You can now query, shape, join, and enrich your MongoDB CDC data with SQL Pipes and instantly publish your transformations as high-concurrency, low-latency APIs to power your next use case.
Wrap Up:
Change Data Capture (CDC) is a powerful pattern that captures data changes and propagate them in real-time or near real-time between various systems. Using MongoDB as the source, changes are captured through its operations log (oplog) and propagated to systems like Confluent Kafka and Tinybird using a connector.
This setup enhances real-time data processing, reduces load on the source system, and maintains data consistency across platforms, making it vital for modern data-driven applications. The post walked through the steps of setting up a CDC pipeline using MongoDB Atlas, Confluent Cloud, and Tinybird, providing a scalable solution for handling data changes and powering real-time analytics.
Resources:
- MongoDB Atlas Documentation: A comprehensive guide on how to use and configure MongoDB Atlas, including how to set up clusters.
- Confluent Cloud Documentation: Detailed information on using and setting up Confluent Cloud, including setting up Kafka clusters and connectors.
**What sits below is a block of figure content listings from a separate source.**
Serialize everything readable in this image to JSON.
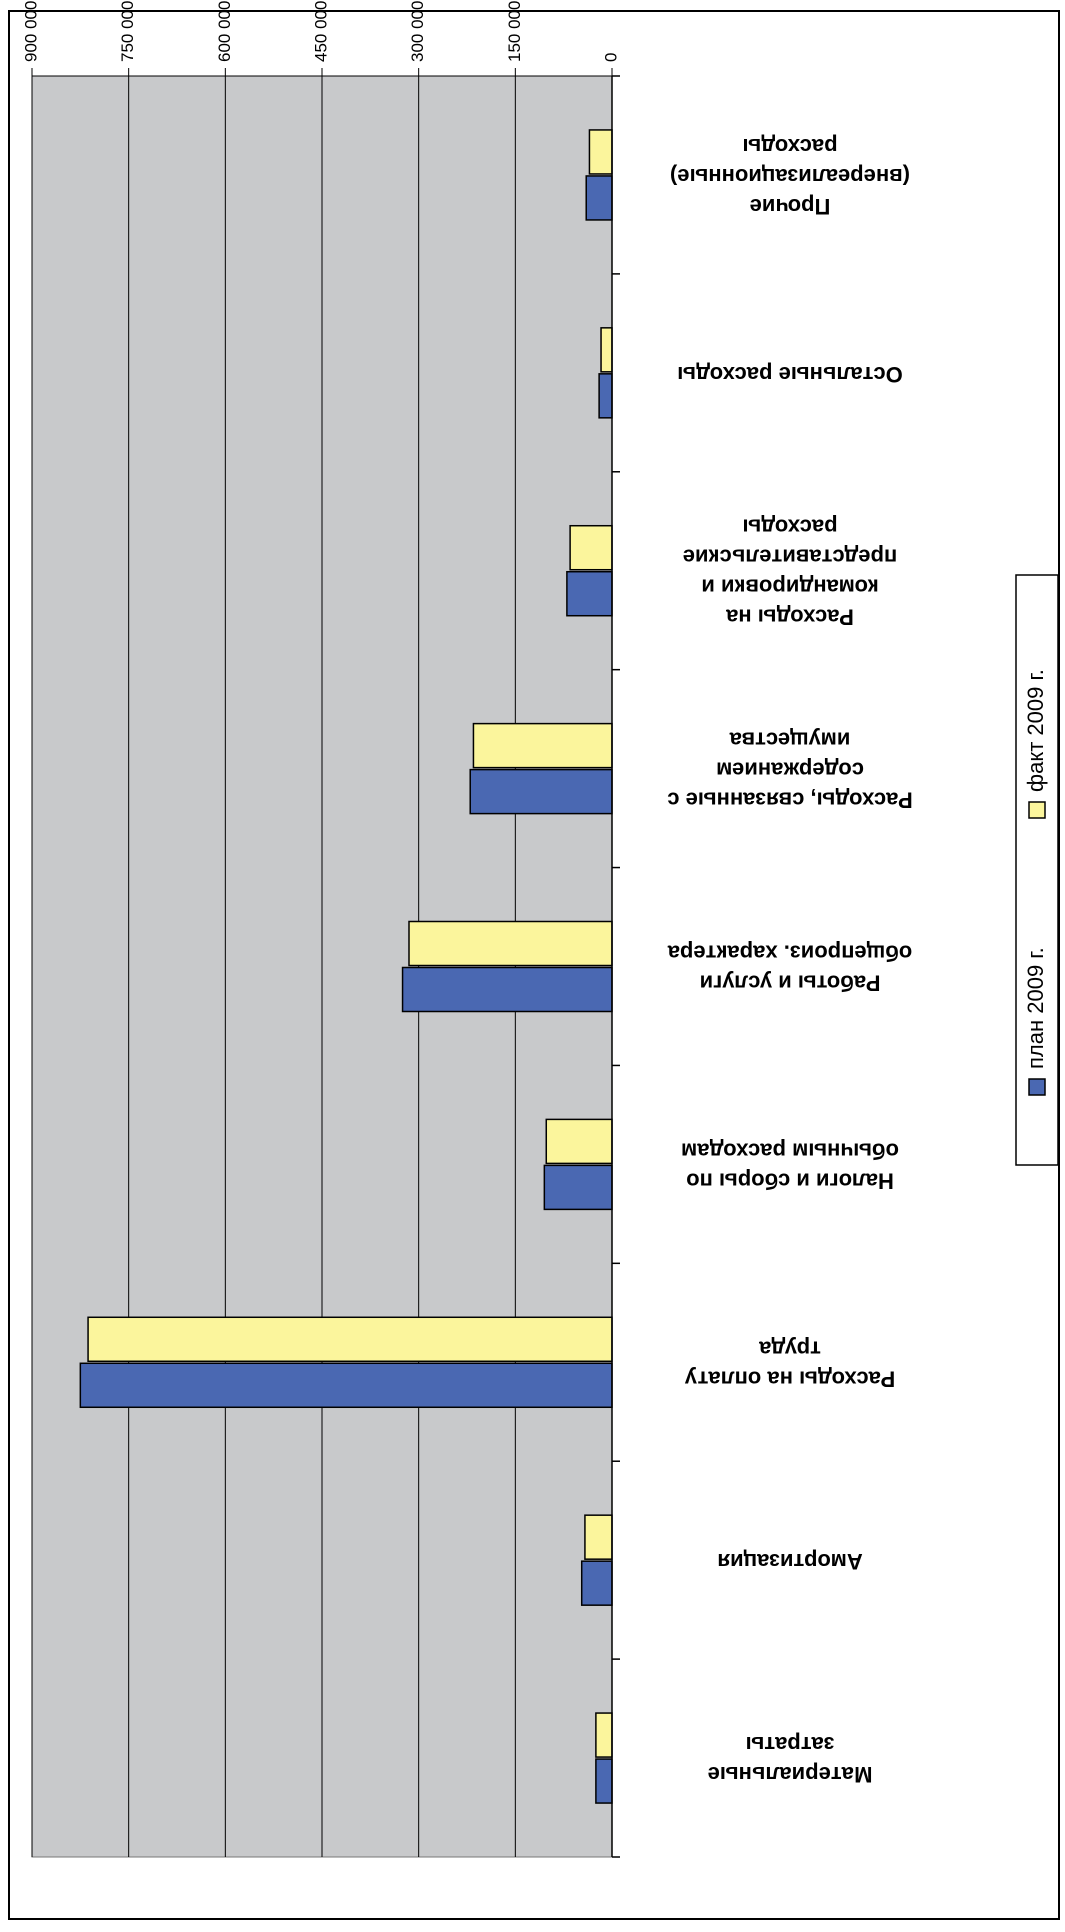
{
  "chart_data": {
    "type": "bar",
    "orientation": "horizontal",
    "rotation": "180deg",
    "categories": [
      [
        "Материальные",
        "затраты"
      ],
      [
        "Амортизация"
      ],
      [
        "Расходы на оплату",
        "труда"
      ],
      [
        "Налоги и сборы по",
        "обычным расходам"
      ],
      [
        "Работы и услуги",
        "общепроиз. характера"
      ],
      [
        "Расходы, связанные с",
        "содержанием",
        "имущества"
      ],
      [
        "Расходы на",
        "командировки и",
        "представительские",
        "расходы"
      ],
      [
        "Остальные расходы"
      ],
      [
        "Прочие",
        "(внереализационные)",
        "расходы"
      ]
    ],
    "series": [
      {
        "name": "план 2009 г.",
        "color": "#4a68b2",
        "values": [
          25000,
          47000,
          825000,
          105000,
          325000,
          220000,
          70000,
          20000,
          40000
        ]
      },
      {
        "name": "факт 2009 г.",
        "color": "#fbf59c",
        "values": [
          25000,
          42000,
          813000,
          102000,
          315000,
          215000,
          65000,
          17000,
          35000
        ]
      }
    ],
    "xlim": [
      0,
      900000
    ],
    "ticks": [
      "0",
      "150 000",
      "300 000",
      "450 000",
      "600 000",
      "750 000",
      "900 000"
    ],
    "tick_values": [
      0,
      150000,
      300000,
      450000,
      600000,
      750000,
      900000
    ],
    "plot_background": "#c8c9cb",
    "grid": true,
    "legend_position": "left"
  }
}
- MongoDB Connector for Apache Kafka: The official page for the MongoDB Connector on the Confluent Hub. Provides in-depth documentation on its usage and configuration.
- Tinybird Documentation: A guide on using Tinybird, which provides tools for building real-time analytics APIs.
- Change Data Capture (CDC) Overview: A high-level overview of CDC on Wikipedia, providing a good starting point for understanding the concept.
- Apache Kafka: A Distributed Streaming System: Detailed information about Apache Kafka, a distributed streaming system that's integral to the CDC pipeline discussed in this post.
FAQs
- What is Change Data Capture (CDC)? CDC is a design pattern that captures changes in data so that downstream systems can process these changes in real-time or near real-time. Changes include inserts, updates, and deletes.
- Why is CDC useful? CDC provides several advantages such as enabling real-time data processing, reducing load on source systems, maintaining data consistency across platforms, aiding in data warehousing, supporting audit trails and compliance, and serving as a foundation for event-driven architectures.
- How does CDC with MongoDB work? MongoDB uses an oplog (operations log) to record data manipulations like inserts, updates, and deletes. CDC processes monitor this oplog and capture the changes, which can then be propagated to other systems or databases.
- What is MongoDB Atlas? MongoDB Atlas is a fully managed cloud database service provided by MongoDB. It takes care of the complexities of deploying, managing, and healing your deployments on the cloud service provider of your choice.
- What is Confluent Cloud? Confluent Cloud is a fully managed, event streaming platform powered by Apache Kafka. It provides a serverless experience with elastic scalability and delivers industry-leading, real-time event streaming capabilities with Apache Kafka as-a-service.
- What is Tinybird? Tinybird is a real-time data platform that helps developers and data teams ingest, transform, and expose real-time datasets through APIs at any scale.
- Can I use CDC with other databases besides MongoDB? Yes, CDC can be used with various databases that support this mechanism such as PostgreSQL, MySQL, SQL Server, Oracle Database, and more. The specifics of implementation and configuration may differ based on the database system.
- How secure is data during the CDC process? The security of data during the CDC process depends on the tools and protocols in place. By using secure connections, authenticated sessions, and data encryption, data can be securely transmitted between systems. Both MongoDB Atlas and Confluent Cloud provide various security features to ensure the safety of your data.